Bayerische Staatsoper will Profil Münchens international stärken

München - Mit einem neuen Hauptsponsor im Rücken will die Bayerische Staatsoper unter ihrem Generalmusikdirektor Kent Nagano die Attraktivität der Stadt München international steigern.

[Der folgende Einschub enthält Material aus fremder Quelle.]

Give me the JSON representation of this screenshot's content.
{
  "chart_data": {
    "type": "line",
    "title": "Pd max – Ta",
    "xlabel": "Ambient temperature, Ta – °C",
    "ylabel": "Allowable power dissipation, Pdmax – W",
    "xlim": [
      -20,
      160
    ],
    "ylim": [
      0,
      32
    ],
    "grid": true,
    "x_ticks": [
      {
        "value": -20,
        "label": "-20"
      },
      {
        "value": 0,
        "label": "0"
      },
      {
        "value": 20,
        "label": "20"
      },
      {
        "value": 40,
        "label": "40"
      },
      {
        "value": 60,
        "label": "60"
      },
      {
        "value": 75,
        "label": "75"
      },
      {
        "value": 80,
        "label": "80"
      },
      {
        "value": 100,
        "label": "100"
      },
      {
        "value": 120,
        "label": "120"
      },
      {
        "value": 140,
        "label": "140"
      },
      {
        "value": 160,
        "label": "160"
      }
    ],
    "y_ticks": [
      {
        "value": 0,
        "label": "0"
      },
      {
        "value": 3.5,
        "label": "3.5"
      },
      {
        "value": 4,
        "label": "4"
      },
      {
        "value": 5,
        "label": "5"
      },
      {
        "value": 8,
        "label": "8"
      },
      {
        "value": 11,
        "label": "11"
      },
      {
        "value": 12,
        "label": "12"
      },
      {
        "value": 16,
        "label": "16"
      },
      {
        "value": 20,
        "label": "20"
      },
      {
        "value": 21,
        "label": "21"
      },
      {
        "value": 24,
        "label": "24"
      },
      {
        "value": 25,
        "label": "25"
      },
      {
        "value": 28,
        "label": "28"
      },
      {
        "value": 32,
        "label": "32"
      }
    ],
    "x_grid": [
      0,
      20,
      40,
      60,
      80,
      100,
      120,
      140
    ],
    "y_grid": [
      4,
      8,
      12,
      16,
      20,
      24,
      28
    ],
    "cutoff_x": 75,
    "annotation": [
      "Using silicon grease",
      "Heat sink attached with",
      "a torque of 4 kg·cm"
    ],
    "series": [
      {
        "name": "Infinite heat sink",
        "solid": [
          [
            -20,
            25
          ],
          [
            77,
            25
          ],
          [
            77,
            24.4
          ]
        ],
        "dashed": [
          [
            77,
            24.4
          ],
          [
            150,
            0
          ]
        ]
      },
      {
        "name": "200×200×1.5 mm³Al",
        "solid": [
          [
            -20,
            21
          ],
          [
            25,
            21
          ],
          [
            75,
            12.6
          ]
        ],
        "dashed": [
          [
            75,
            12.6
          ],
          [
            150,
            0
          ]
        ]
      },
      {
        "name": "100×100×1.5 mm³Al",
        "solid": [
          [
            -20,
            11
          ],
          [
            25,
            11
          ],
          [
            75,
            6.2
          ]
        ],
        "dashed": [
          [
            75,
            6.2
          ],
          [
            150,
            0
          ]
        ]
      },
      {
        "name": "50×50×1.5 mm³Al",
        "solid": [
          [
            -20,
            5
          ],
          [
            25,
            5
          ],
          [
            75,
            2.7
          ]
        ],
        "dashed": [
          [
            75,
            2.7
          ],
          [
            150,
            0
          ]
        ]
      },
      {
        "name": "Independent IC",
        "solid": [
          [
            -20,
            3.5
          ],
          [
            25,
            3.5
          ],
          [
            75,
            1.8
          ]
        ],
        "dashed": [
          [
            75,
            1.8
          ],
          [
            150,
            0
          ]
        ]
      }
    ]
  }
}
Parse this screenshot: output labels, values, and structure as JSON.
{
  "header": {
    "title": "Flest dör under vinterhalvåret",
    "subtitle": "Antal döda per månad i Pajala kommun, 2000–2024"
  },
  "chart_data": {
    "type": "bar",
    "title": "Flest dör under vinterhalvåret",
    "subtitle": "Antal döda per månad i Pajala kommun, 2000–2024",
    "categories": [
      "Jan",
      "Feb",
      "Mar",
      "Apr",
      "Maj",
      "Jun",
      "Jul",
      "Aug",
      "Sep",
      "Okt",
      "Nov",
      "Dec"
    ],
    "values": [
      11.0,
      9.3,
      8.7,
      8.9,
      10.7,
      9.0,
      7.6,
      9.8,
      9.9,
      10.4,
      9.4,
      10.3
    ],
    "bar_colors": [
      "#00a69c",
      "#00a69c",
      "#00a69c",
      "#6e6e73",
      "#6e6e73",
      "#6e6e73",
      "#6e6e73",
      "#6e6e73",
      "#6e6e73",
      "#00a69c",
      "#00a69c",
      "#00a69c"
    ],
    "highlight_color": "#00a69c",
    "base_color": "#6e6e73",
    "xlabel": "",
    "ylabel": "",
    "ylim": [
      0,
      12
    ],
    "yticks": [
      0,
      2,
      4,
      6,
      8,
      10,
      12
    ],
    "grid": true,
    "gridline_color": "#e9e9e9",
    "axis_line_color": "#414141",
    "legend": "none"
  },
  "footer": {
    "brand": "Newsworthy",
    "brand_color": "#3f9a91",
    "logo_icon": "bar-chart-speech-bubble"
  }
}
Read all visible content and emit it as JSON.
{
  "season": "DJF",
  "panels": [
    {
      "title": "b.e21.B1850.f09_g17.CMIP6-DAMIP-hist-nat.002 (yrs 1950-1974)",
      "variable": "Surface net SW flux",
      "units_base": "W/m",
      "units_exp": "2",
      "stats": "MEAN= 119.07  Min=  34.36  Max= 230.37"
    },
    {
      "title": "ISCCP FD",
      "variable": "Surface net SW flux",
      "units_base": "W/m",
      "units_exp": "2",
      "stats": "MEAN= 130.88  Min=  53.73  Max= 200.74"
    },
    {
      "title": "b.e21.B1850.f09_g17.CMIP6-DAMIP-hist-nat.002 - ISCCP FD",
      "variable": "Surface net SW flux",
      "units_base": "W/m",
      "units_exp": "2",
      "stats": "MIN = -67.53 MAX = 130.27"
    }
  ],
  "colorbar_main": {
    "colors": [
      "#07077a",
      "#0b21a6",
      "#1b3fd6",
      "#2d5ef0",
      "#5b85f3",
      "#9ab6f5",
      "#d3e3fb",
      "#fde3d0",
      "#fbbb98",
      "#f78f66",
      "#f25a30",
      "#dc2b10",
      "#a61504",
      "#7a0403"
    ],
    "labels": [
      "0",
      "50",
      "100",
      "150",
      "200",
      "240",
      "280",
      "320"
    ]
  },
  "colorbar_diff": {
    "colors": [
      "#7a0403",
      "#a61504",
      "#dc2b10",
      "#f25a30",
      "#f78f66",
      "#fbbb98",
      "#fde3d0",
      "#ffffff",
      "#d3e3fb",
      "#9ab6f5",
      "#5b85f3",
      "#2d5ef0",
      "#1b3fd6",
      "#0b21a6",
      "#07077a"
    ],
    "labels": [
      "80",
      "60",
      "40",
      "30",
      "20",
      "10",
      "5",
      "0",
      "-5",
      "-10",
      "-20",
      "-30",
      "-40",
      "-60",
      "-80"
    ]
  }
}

Man wolle etwas für das Profil der Landeshauptstadt über das Oktoberfest hinaus tun und München als Kulturmetropole mit Weltrang international ins Bewusstsein rücken, sagte Ulrike Hessler vom Direktorium der Staatsoper am Donnerstag in München. Unterstützt wird das Haus künftig von dem Technologiekonzern Linde, der seine Zentrale im Sommer von Wiesbaden nach München verlegt hat. Konzernchef Wolfgang Reitzle sprach von einer "beträchtlichen Summe", genaue Zahlen wollte er aber nicht nennen.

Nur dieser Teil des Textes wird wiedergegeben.